A exoneração do agora ex-diretor da Polícia Federal, o delegado Maurício Valeixo, foi o estopim da saída de Moro do governo.

"No transcorrer do meu mandato de quatro anos enquanto PGR (procurador-geral da República), eu jamais fui abordado de forma indevida por quem quer que seja do Poder Executivo. A Polícia Federal, pelo menos a Polícia Federal Judiciária, que exercia sua atividade nos inquéritos judiciais perante o Supremo, jamais sofreu qualquer tipo de interferência. Qualquer tipo de pedidos de informação de quem quer que seja do Executivo", disse Janot.

"Quanto à questão de Curitiba, ele (Moro) afirma que lá também não houve (interferências). Eu não acompanhei as investigações lá de Curitiba. Os promotores naturais eram os colegas lá de Curitiba. O que eu posso afirmar é que, na minha atuação, naqueles inquéritos judiciais do Supremo (Tribunal Federal), nunca houve a mais mínima interferência do Poder Executivo. Nem junto ao Ministério Público, nem junto à Polícia Federal.

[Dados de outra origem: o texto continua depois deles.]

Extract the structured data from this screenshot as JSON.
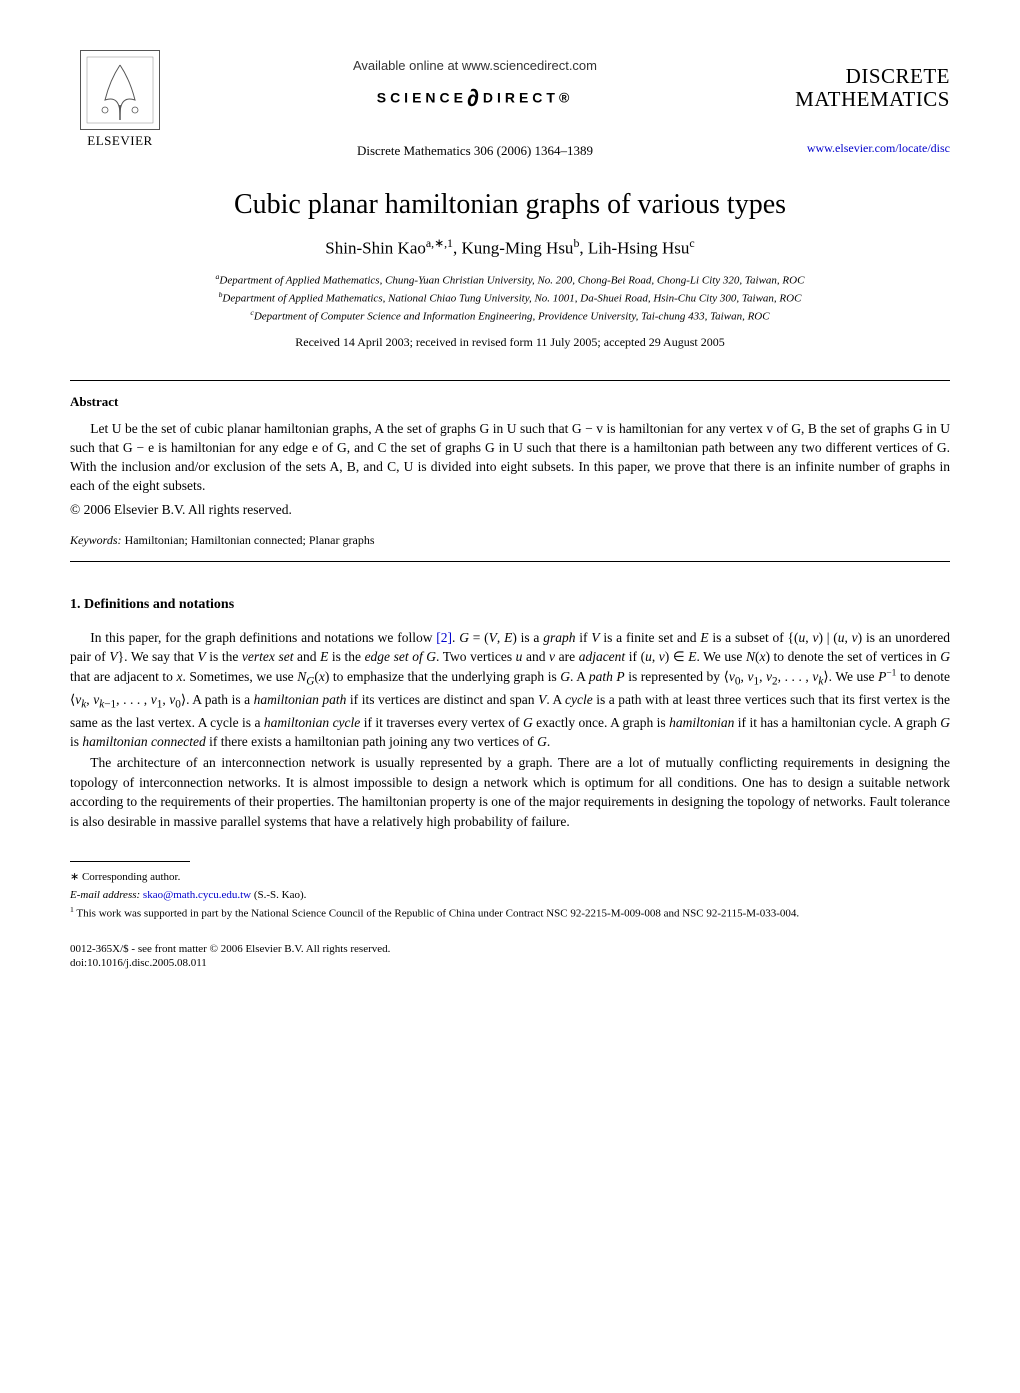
{
  "header": {
    "available_online": "Available online at www.sciencedirect.com",
    "sciencedirect_label": "SCIENCE",
    "sciencedirect_suffix": "DIRECT®",
    "journal_ref": "Discrete Mathematics 306 (2006) 1364–1389",
    "elsevier_label": "ELSEVIER",
    "journal_name_line1": "DISCRETE",
    "journal_name_line2": "MATHEMATICS",
    "journal_url": "www.elsevier.com/locate/disc"
  },
  "article": {
    "title": "Cubic planar hamiltonian graphs of various types",
    "authors_html": "Shin-Shin Kao<sup>a,∗,1</sup>, Kung-Ming Hsu<sup>b</sup>, Lih-Hsing Hsu<sup>c</sup>",
    "affiliation_a": "Department of Applied Mathematics, Chung-Yuan Christian University, No. 200, Chong-Bei Road, Chong-Li City 320, Taiwan, ROC",
    "affiliation_b": "Department of Applied Mathematics, National Chiao Tung University, No. 1001, Da-Shuei Road, Hsin-Chu City 300, Taiwan, ROC",
    "affiliation_c": "Department of Computer Science and Information Engineering, Providence University, Tai-chung 433, Taiwan, ROC",
    "dates": "Received 14 April 2003; received in revised form 11 July 2005; accepted 29 August 2005"
  },
  "abstract": {
    "heading": "Abstract",
    "text": "Let U be the set of cubic planar hamiltonian graphs, A the set of graphs G in U such that G − v is hamiltonian for any vertex v of G, B the set of graphs G in U such that G − e is hamiltonian for any edge e of G, and C the set of graphs G in U such that there is a hamiltonian path between any two different vertices of G. With the inclusion and/or exclusion of the sets A, B, and C, U is divided into eight subsets. In this paper, we prove that there is an infinite number of graphs in each of the eight subsets.",
    "copyright": "© 2006 Elsevier B.V. All rights reserved."
  },
  "keywords": {
    "label": "Keywords:",
    "text": " Hamiltonian; Hamiltonian connected; Planar graphs"
  },
  "section1": {
    "heading": "1.  Definitions and notations",
    "para1_html": "In this paper, for the graph definitions and notations we follow <span class=\"ref-link\">[2]</span>. <i>G</i> = (<i>V</i>, <i>E</i>) is a <i>graph</i> if <i>V</i> is a finite set and <i>E</i> is a subset of {(<i>u</i>, <i>v</i>) | (<i>u</i>, <i>v</i>) is an unordered pair of <i>V</i>}. We say that <i>V</i> is the <i>vertex set</i> and <i>E</i> is the <i>edge set of G</i>. Two vertices <i>u</i> and <i>v</i> are <i>adjacent</i> if (<i>u</i>, <i>v</i>) ∈ <i>E</i>. We use <i>N</i>(<i>x</i>) to denote the set of vertices in <i>G</i> that are adjacent to <i>x</i>. Sometimes, we use <i>N<sub>G</sub></i>(<i>x</i>) to emphasize that the underlying graph is <i>G</i>. A <i>path P</i> is represented by ⟨<i>v</i><sub>0</sub>, <i>v</i><sub>1</sub>, <i>v</i><sub>2</sub>, . . . , <i>v<sub>k</sub></i>⟩. We use <i>P</i><sup>−1</sup> to denote ⟨<i>v<sub>k</sub></i>, <i>v</i><sub><i>k</i>−1</sub>, . . . , <i>v</i><sub>1</sub>, <i>v</i><sub>0</sub>⟩. A path is a <i>hamiltonian path</i> if its vertices are distinct and span <i>V</i>. A <i>cycle</i> is a path with at least three vertices such that its first vertex is the same as the last vertex. A cycle is a <i>hamiltonian cycle</i> if it traverses every vertex of <i>G</i> exactly once. A graph is <i>hamiltonian</i> if it has a hamiltonian cycle. A graph <i>G</i> is <i>hamiltonian connected</i> if there exists a hamiltonian path joining any two vertices of <i>G</i>.",
    "para2": "The architecture of an interconnection network is usually represented by a graph. There are a lot of mutually conflicting requirements in designing the topology of interconnection networks. It is almost impossible to design a network which is optimum for all conditions. One has to design a suitable network according to the requirements of their properties. The hamiltonian property is one of the major requirements in designing the topology of networks. Fault tolerance is also desirable in massive parallel systems that have a relatively high probability of failure."
  },
  "footnotes": {
    "corresponding": "∗ Corresponding author.",
    "email_label": "E-mail address:",
    "email": "skao@math.cycu.edu.tw",
    "email_suffix": " (S.-S. Kao).",
    "funding": "This work was supported in part by the National Science Council of the Republic of China under Contract NSC 92-2215-M-009-008 and NSC 92-2115-M-033-004."
  },
  "bottom": {
    "line1": "0012-365X/$ - see front matter © 2006 Elsevier B.V. All rights reserved.",
    "line2": "doi:10.1016/j.disc.2005.08.011"
  },
  "styles": {
    "page_bg": "#ffffff",
    "text_color": "#000000",
    "link_color": "#0000cc",
    "title_fontsize": 28,
    "body_fontsize": 13.5,
    "footnote_fontsize": 11
  }
}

E muito menos junto ao Supremo Tribunal Federal", disse ele.

Em seu discurso de despedida, Moro nominou a ex-presidente Dilma Rousseff (PT) e disse que ela nunca pediu informações sobre investigações em andamento.

"Imaginem se durante a própria Lava Jato, o ministro, diretor-geral ou a então presidente Dilma ficassem ligando para o superintendente em Curitiba para colher informações sobre as investigações em andamento", disse ele. "O presidente me disse isso expressamente, ele pode ou não confirmar, mas é algo que realmente não entendi apropriado", afirmou Moro.

"Era uma relação estritamente técnica e profissional, que se desenvolvia em três partes: Ministério Público, Supremo Tribunal Federal e Polícia Federal. E por isso que essas investigações deram tão certo. Eram técnicas, objetivas, eficientes. E sem nenhuma contaminação política, isso eu posso afirmar", disse Janot à BBC News Brasil, por telefone, nesta tarde.

O ex-PGR disse ainda que a interferência política em investigações é algo que põe em risco o próprio Estado Democrático de Direito, e disse ainda que esta não é a primeira vez que Bolsonaro dá mostras de querer interferir em órgãos de controle.

"Não são (no caso das acusações de Sergio Moro) instituições quaisquer. São instituições de controle. Vamos lembrar lá atrás: a gente já teve um tropeção com a história do COAF (em meados de 2019, Bolsonaro trocou o diretor do órgão indicado por Moro); temos os problemas envolvendo a gestão do Ibama", disse Janot.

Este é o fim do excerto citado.